Öncelikle şunu ifade etmemiz gerekir ki, İslam, “tek dünyalı” beşeri dünya görüşlerinden farklı olarak “iki dünyalı” bir hayat nizamıdır. O, insanların hem dünya ve hem de ahiret saadetiyle ilgilenir. Ve bu iki saadeti birbirinden bağımsız değil, birbirinin olmazsa olmazı olarak ele alır. Ahiret bilincinden bağımsız bir dünya hayatı da, dünya hayatını inşa etmekten uzak bir ahiret inancı da insanı her iki cihanda da hüsrana götürür. Bu sebepledir ki, Rabbimiz biz kullarına “Rabbimiz! Bize dünyada da, ahirette de iyilik ver…” (Bakara 2 / 201) duasını öğretmiştir.
İslam, Allah’ın ipine topluca sarılmayı öngören kolektif bilinç eksenli bir hayat nizamı olmakla birikte, hesap günü her kişi hesabını tek başına verecektir ve yalnızca kendi yapıp etmelerinden yükümlü tutulacaktır. Dolayısıyla aslolan fertlerin İslamlaşması, insanların Allah’ın huzuruna hesaplarını verebilecek amellerle çıkmasıdır. Toplumun ve toplumsal iktidarın İslamlaşması da bu zeminde anlam kazanmaktadır. İslami mücadele ve İslami siyasetin temeldeki amacı da budur: Yeryüzünde ilahlık taslayıp insanları kula kulluğa zorlayan bâtıl otoritelerin ortadan kaldırılması ve böylece toplumların Allah’ın ölçüleriyle muhatap kılınması.
Dünyayı ahiretin tarlası olarak niteleyen bir hayat nizamının, ahiretten ve ahiret bilincinden bağımsız bir iktidar mücadelesini onaylaması düşünülemez. Bu itibarla tüm imkânlarını kullanarak insanları bâtıldan sakınmaya ve hakka tâbi olmaya çağırmayan bir mücadele çizgisi İslami değildir. İslami mücadele, insanların dünya ve ahiret saadetini temin için ortaya konulan ve temelinde âlemlerin Rabbi’nin rızasını kazanma gayesi ve ahiret bilinci bulunan çabalar bütünüdür ve temel ekseninde dâvet mefhumu yer almaktadır.
Bir yerde dâvetten söz edilebilmesi için, öncelikle hakla bâtılın birbirinden net olarak ayrılmış olması ve dâvetçilerin bu netlik içerisinde konumlarını deklare etmeleri gerekir. Öncelikle bu netlik sağlanmadıkça insanların hakla bâtıl arasında tercihe yönlendirilmesi söz konusu olamayacaktır. Bugün dâvet hususunda yaşadığımız temel sorunlardan biri budur.
“Allah katında din İslam’dır” (Âl-i İmran 3 / 19) Rabbani ölçüsü gereği, kendilerini İslam’a nisbet eden insanların İslam’dan başka herhangi bir düşünce sistemi ve hayat nizamı tanımamaları gerekirken, bugün birtakım bâtıl düşünce sistemlerinin reddedilmesi bir yana İslam adına yaygın şekilde takdis edildiğini görmekteyiz.
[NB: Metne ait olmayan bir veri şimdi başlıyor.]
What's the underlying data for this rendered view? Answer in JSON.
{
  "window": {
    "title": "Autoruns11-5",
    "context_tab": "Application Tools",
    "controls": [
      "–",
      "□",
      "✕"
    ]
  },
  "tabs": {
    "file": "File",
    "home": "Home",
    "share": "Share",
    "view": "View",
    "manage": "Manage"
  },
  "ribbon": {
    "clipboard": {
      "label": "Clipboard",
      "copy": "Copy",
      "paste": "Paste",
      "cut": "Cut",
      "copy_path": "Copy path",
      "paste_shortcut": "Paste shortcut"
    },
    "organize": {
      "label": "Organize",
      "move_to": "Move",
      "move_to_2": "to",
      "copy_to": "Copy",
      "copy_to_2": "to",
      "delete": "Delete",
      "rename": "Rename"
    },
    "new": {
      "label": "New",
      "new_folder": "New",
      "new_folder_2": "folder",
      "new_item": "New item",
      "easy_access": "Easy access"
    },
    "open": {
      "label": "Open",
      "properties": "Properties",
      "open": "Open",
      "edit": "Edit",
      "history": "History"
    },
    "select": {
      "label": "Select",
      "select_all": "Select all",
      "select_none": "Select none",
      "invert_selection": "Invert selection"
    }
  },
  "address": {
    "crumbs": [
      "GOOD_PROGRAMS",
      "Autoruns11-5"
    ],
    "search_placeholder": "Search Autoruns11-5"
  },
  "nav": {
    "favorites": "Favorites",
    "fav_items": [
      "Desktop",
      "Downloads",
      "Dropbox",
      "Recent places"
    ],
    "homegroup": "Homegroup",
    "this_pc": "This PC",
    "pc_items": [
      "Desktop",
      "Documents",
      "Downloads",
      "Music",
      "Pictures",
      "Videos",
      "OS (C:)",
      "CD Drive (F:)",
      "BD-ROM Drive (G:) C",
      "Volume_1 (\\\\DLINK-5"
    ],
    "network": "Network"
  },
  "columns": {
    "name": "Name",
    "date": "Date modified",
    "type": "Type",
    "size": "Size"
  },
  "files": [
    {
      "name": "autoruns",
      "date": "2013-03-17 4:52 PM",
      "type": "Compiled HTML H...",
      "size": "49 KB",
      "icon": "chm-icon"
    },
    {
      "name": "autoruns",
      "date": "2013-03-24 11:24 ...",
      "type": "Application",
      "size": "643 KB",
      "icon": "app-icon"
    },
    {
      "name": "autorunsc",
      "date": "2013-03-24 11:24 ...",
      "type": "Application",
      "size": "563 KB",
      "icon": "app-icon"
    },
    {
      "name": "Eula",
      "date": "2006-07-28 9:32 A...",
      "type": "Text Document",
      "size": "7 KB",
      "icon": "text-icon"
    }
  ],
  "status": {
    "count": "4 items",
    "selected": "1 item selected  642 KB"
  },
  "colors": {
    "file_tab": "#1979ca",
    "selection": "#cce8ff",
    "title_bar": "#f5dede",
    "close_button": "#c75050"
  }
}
Müesses cahiliye sisteminden ve onun işleyiş tarzından ayrışmak yerine giderek daha fazla oranda bütünleşildiğini, demokrasi, liberalizm ve laiklik gibi modern cahili mefhumların giderek içselleştirildiğini, “Devletin dini olmaz”, “Devletin imanı olmaz, Devletin imanı adalettir. Adaletli devlet mü’min devlet olur. Kim yönetiyor olursa olsun, ister gayrimüslim, ister Müslim yönetsin. Allah adaleti emretmiştir, kim olursa olsun, yöneten ne ile yönetiyor olursa olsun, yönetenin ideolojisi, dini, inancı ne olursa olsun, o tali bir hadisedir” gibi argümanların bazı öncü şahsiyetlerin diline pelesenk olduğunu müşahade etmekteyiz.
Bu durum, yaşadığımız coğrafyada hakla bâtılın arasını ayırması ve toplumu bâtılın her çeşidinden uzaklaşıp hakka tâbi olmaya dâvet etmesi beklenen birçok kesimin, aksine hakla bâtılın birbirine bulanmasına hizmet eder noktaya geldiğinin açık göstergesidir. Hakla bâtılın birbirine karıştırıldığı, safların bulanıklaştırıldığı bir ortamda dâvetten söz edilmesi ise ancak dâvetin ne olduğunu ve ne olmadığını bilmemekle izah edilebilir.
Müesses cahiliyenin işleyişiyle bütünleşerek bu işleyişi dönüştürmeye çalışmak gibi temelden yanlış bir yaklaşım üzerine bina edilen stratejiler, önceki yazıda makro dâvet olarak nitelediğimiz İslami siyasal mücadeleyi yatağından saptırdığı ve etkisizleştirdiği gibi, mikro dâvet şeklinde nitelediğimiz toplumsal dâvet çalışmalarının da ihmal edilmesi, ertelenmesi sonucunu doğurmuştur.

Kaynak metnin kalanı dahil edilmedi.